Wed.1 11:30–12:45 | H 0110 | BIG
.

Modern Optimization Methods in Machine Learning

Chair: Qingna Li Organizer: Qingna Li
11:30

Chengjing Wang

joint work with Peipei Tang, Defeng Sun, Kim-Chuan Toh

A sparse semismooth Newton based proximal majorization-minimization algorithm for nonconvex square-root-loss regression problems

In this paper, we consider high-dimensional nonconvex square-root-loss regression problems. We shall introduce a proximal majorization-minimization (PMM) algorithm for these problems. Our key idea for making the proposed PMM to be efficient is to develop a sparse semismooth Newton method to solve the corresponding subproblems. By using the Kurdyka-Lojasiewicz property exhibited in the underlining problems, we prove that the PMM algorithm converges to a d-stationarity point.

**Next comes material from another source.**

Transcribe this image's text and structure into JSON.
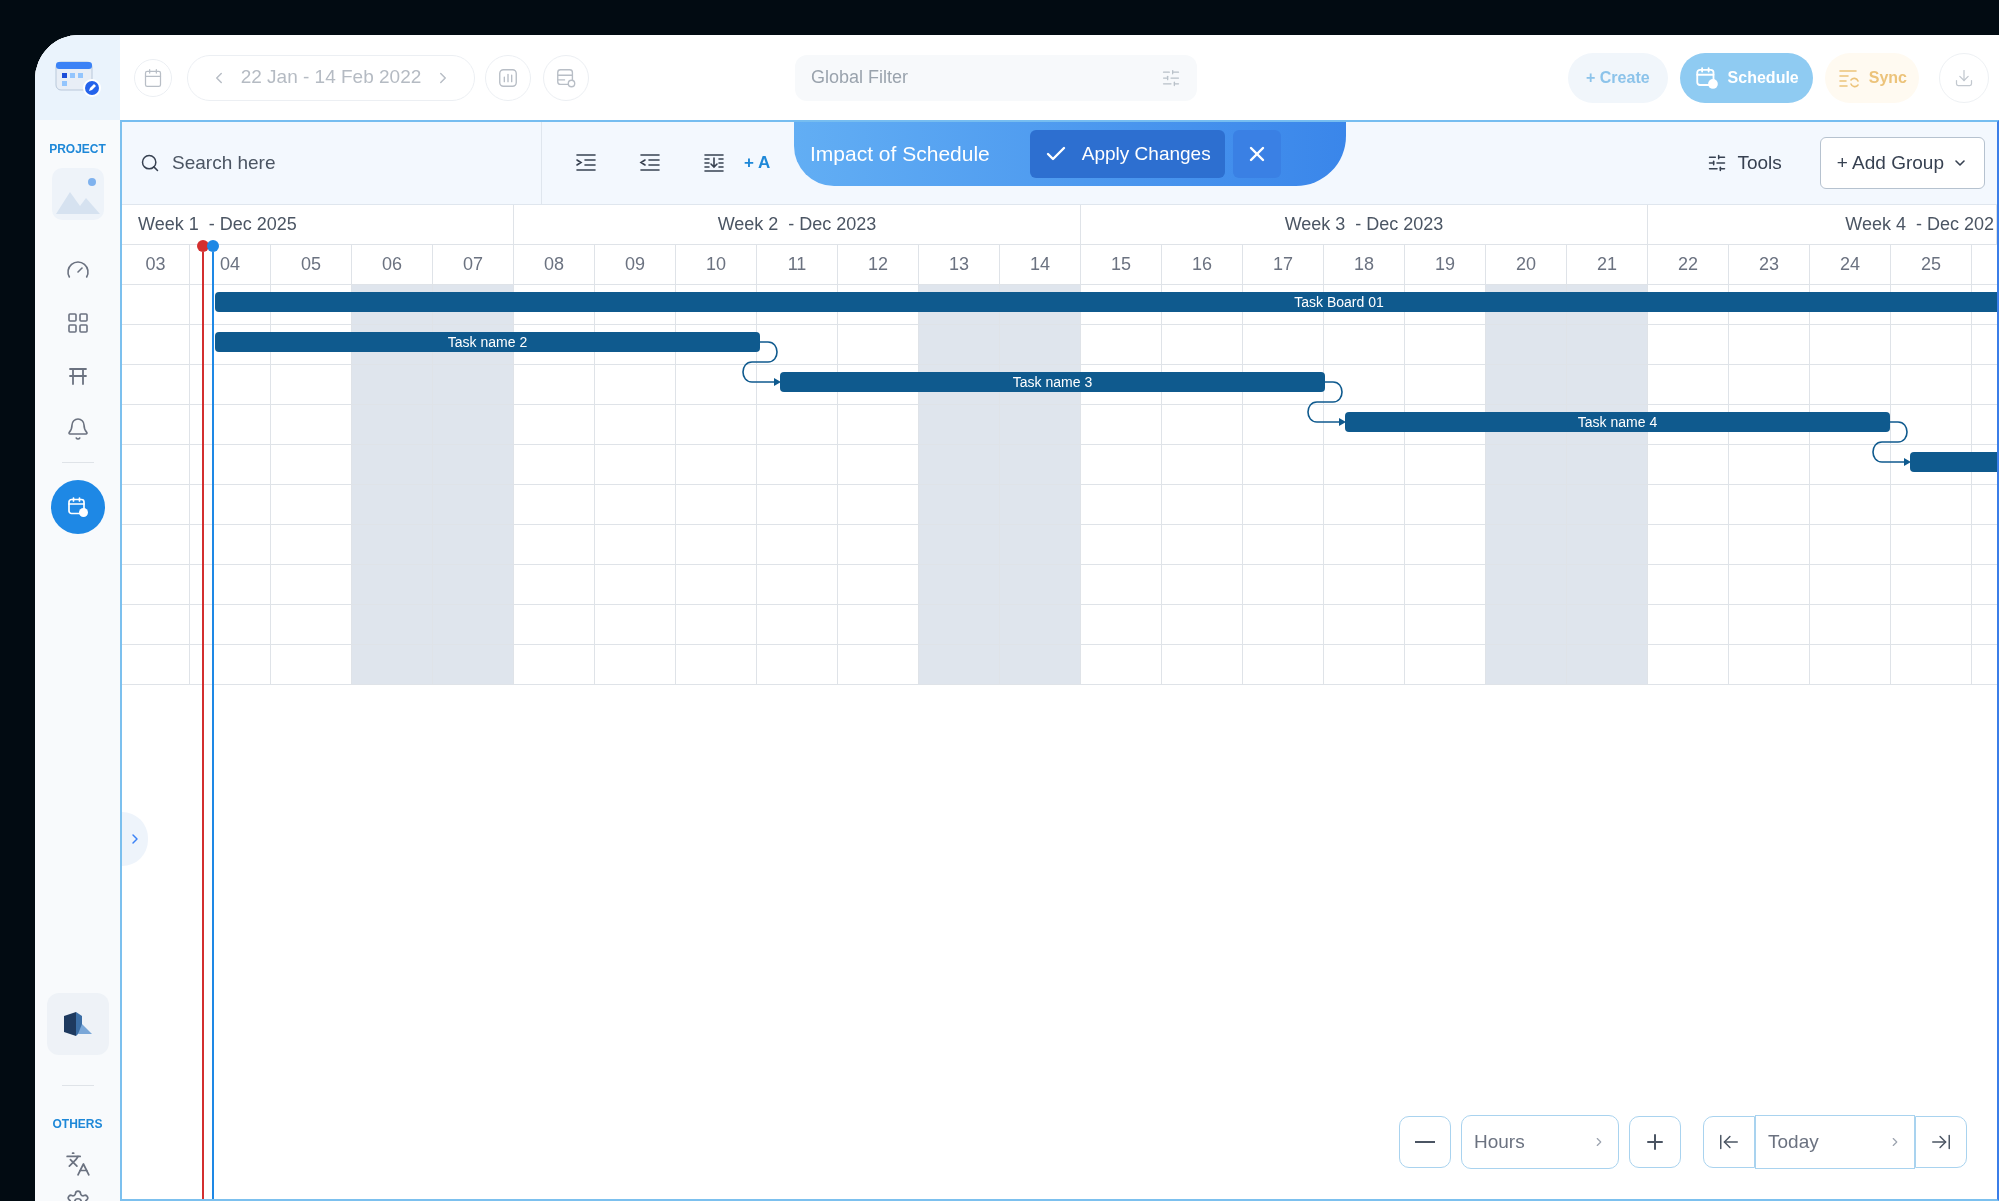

Extensive numerical experiments are presented to demonstrate the high efficiency of the proposed PMM algorithm.

11:55

Peipei Tang

joint work with Dunbiao Niu, Chengjing Wang, Qingsong Wang, Enbin Song

A semismooth Newton based augmented Lagrangian method for solving the support vector machine problems

In this talk, we propose a highly efficient semismooth Newton based augmented Lagrangian method for solving a large-scale convex quadratic programming problem generated by the dual of the SVM with constraints consisting of one linear equality constraint and a simple box constraint. By leveraging on available error bound results to realize the asymptotic superlinear convergence property of the augmented Lagrangian method, and by exploiting the second-order sparsity of the problem through the semismooth Newton method, the algorithm we propose can efficiently solve these difficult problems.

12:20

Qingna Li

joint work with Juan Yin

A Semismooth Newton Method for Support Vector Classification and Regression

SVM is an important and fundamental technique in machine learning. In this talk, we apply a semismooth Newton method to solve two typical SVM models: the L2-loss SVC model and the $\epsilon$-L2-loss SVR model. A common belief on the semismooth Newton method is its fast convergence rate as well as high computational complexity. Our contribution is that by exploring the sparse structure of the models, we significantly reduce the computational complexity, meanwhile keeping the quadratic convergence rate. Extensive numerical experiments demonstrate the outstanding performance of the method.